Auto-scaling Kinesis streams with AWS Lambda

Following on from the last post where we discussed 3 useful tips for working effectively with Lambda and Kinesis, let’s look at how you can use Lambda to help you auto scale Kinesis streams.

Auto-scaling for DynamoDB and Kinesis are two of the most frequently requested features for AWS, as I write this post I’m sure the folks at AWS are working hard to make them happen. Until then, here’s how you can roll a cost effective solution yourself.

From a high level, we want to:

  • scale up Kinesis streams quickly to meet increases in load
  • scale down under-utilised Kinesis streams to save cost

Scaling Up

Reaction time is important for scaling up, and from personal experience I find polling CloudWatch metrics to be a poor solution because:

  • CloudWatch metrics are usually over a minute behind
  • depending on polling frequency, your reaction time is even further behind
  • high polling frequency has a small cost impact

sidebar: I briefly experimented with Kinesis scaling utility from AWS Labs before deciding to implement our own solution. I found that it doesn’t scale up fast enough because it uses this polling approach, and I had experienced similar issues around reaction time with dynamic-dynamodb too.

Instead, prefer a push-based approach using CloudWatch Alarms.

Whilst CloudWatch Alarms is not available as trigger to Lambda functions, you can use SNS as a proxy:

  1. add a SNS topic as notification target for CloudWatch Alarm
  2. add the SNS topic as trigger to a Lambda function to scale up the stream that has tripped the alarm

WHAT metrics?

You can use a number of metrics for triggering the scaling action, here are a few to consider.

WriteProvisionedThroughputExceeded (stream)

The simplest way is to scale up as soon as you’re throttled. With a stream-level metric you only need to set up the alarm once per stream and wouldn’t need to adjust the threshold value after each scaling action.

However, since you’re reusing the same CloudWatch Alarm you must remember to set its status to OK after scaling up.

IncomingBytes and/or IncomingRecords (stream)

You can scale up preemtively (before you’re actually throttled by the service) by calculating the provisioned throughput and then setting the alarm threshold to be, say 80% of the provisioned throughput. After all, this is exactly what we’d do for scaling EC2 clusters and the same principle applies here – why wait till you’re impacted by load when you can scale up just ahead of time?

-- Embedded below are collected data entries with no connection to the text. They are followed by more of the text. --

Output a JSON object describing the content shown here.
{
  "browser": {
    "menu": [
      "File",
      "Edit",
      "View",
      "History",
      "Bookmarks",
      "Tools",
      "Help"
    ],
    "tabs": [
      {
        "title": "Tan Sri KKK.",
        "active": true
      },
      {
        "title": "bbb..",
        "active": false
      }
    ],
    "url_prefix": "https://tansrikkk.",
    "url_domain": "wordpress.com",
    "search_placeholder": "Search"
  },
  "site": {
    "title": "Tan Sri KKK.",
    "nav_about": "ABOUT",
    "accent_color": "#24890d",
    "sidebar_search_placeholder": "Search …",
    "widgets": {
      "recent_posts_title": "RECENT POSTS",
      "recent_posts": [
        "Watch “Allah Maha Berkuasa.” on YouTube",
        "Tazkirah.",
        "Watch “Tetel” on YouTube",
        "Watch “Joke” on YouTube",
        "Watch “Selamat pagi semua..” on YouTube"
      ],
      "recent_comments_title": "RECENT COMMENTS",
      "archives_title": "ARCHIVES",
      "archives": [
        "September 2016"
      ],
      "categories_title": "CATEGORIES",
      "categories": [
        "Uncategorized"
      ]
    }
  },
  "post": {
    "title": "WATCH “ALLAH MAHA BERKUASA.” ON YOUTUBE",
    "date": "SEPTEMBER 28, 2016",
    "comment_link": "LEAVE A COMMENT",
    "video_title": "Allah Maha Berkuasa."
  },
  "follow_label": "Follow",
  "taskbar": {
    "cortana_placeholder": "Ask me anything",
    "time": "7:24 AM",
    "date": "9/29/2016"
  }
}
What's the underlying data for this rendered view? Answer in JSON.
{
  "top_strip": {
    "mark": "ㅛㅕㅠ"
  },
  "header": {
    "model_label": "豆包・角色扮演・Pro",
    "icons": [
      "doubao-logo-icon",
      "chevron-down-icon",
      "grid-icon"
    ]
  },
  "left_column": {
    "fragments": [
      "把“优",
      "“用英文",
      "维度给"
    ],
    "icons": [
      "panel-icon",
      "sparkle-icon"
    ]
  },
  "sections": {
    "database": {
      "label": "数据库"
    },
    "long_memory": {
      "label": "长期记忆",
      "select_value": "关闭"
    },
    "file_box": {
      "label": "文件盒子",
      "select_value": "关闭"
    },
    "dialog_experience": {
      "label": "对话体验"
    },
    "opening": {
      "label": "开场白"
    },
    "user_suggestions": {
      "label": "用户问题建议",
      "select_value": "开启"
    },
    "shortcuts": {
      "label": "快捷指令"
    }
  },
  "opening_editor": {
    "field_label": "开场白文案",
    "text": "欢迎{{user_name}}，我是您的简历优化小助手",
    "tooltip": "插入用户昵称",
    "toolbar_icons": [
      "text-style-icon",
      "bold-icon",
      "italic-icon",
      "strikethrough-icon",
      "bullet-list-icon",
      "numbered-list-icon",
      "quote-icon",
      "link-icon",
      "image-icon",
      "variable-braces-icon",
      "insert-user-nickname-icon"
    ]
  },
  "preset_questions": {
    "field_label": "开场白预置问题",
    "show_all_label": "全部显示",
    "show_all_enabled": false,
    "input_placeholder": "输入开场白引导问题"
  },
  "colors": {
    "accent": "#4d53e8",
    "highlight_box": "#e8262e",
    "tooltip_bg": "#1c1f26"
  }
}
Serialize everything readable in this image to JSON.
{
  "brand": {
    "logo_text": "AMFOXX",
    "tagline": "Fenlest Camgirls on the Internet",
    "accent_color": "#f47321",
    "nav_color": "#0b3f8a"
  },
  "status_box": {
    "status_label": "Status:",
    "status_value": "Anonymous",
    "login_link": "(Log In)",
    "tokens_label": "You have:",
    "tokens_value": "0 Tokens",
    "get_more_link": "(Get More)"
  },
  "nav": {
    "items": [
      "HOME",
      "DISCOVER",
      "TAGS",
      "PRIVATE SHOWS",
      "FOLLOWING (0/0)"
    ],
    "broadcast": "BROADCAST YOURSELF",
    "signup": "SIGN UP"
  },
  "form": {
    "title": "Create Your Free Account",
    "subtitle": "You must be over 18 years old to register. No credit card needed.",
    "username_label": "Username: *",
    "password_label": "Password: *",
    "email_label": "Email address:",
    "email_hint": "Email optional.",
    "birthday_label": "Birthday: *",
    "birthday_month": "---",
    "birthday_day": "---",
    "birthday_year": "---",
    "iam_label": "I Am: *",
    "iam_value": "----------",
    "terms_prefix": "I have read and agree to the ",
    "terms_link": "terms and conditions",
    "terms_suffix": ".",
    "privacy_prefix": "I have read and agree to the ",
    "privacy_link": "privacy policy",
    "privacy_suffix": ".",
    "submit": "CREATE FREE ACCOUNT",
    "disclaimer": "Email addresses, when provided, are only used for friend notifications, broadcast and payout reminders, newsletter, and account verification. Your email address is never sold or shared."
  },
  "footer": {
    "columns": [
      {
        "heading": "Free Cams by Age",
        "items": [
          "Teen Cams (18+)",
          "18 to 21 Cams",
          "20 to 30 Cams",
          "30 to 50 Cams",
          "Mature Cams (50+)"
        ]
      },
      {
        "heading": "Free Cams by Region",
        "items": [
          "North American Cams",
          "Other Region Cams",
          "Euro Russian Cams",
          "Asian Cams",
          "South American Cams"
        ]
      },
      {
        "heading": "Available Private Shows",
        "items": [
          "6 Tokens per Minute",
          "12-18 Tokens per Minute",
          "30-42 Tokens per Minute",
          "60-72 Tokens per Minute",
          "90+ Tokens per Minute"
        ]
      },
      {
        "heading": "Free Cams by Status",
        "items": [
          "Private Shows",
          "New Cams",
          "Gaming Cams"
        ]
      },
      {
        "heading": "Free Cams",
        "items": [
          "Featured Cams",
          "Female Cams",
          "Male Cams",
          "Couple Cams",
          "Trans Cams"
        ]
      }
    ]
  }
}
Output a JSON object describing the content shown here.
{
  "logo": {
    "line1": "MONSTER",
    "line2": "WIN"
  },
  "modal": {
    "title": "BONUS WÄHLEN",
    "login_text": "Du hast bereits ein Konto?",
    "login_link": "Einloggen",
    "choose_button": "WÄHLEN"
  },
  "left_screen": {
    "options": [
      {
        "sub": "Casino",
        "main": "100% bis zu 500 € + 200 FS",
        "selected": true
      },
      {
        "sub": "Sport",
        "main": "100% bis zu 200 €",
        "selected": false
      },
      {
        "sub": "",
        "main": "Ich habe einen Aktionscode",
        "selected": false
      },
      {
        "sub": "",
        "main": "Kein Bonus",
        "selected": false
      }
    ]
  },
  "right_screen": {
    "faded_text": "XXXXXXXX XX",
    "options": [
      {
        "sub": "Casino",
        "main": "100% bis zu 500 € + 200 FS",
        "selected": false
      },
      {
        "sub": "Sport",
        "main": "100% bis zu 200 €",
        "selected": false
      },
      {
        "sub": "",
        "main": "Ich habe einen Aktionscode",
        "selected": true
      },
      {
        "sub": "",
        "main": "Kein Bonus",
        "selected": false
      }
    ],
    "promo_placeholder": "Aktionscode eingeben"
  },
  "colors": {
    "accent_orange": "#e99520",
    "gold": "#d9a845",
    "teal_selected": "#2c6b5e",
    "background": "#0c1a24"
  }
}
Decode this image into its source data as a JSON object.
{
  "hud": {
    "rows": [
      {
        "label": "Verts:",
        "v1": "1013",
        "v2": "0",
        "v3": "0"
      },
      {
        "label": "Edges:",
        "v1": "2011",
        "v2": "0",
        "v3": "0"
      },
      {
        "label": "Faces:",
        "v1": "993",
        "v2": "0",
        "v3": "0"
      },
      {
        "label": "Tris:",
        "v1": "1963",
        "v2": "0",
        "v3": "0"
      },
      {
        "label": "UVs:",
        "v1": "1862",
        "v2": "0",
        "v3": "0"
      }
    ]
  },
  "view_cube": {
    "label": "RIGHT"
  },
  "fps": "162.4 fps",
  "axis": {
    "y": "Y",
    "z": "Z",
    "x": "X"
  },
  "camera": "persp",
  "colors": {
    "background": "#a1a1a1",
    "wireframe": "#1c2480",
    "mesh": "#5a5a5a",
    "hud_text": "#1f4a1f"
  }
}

However, we need to manage some additional complexities EC2 auto scaling service usually takes care of for us:

  • if we alarm on both IncomingBytes and IncomingRecords then it’s possible to overscale (impacts cost) if both triggers around the same time; this can be mitigated but it’s down to us to ensure only one scaling action can occur at once and that there’s a cooldown after each scaling activity
  • after each scaling activity, we need to recalculate the provisioned throughput and update the alarm threshold(s)

WriteProvisionedThroughputExceeded (shard)

IncomingBytes and/or IncomingRecords (shard)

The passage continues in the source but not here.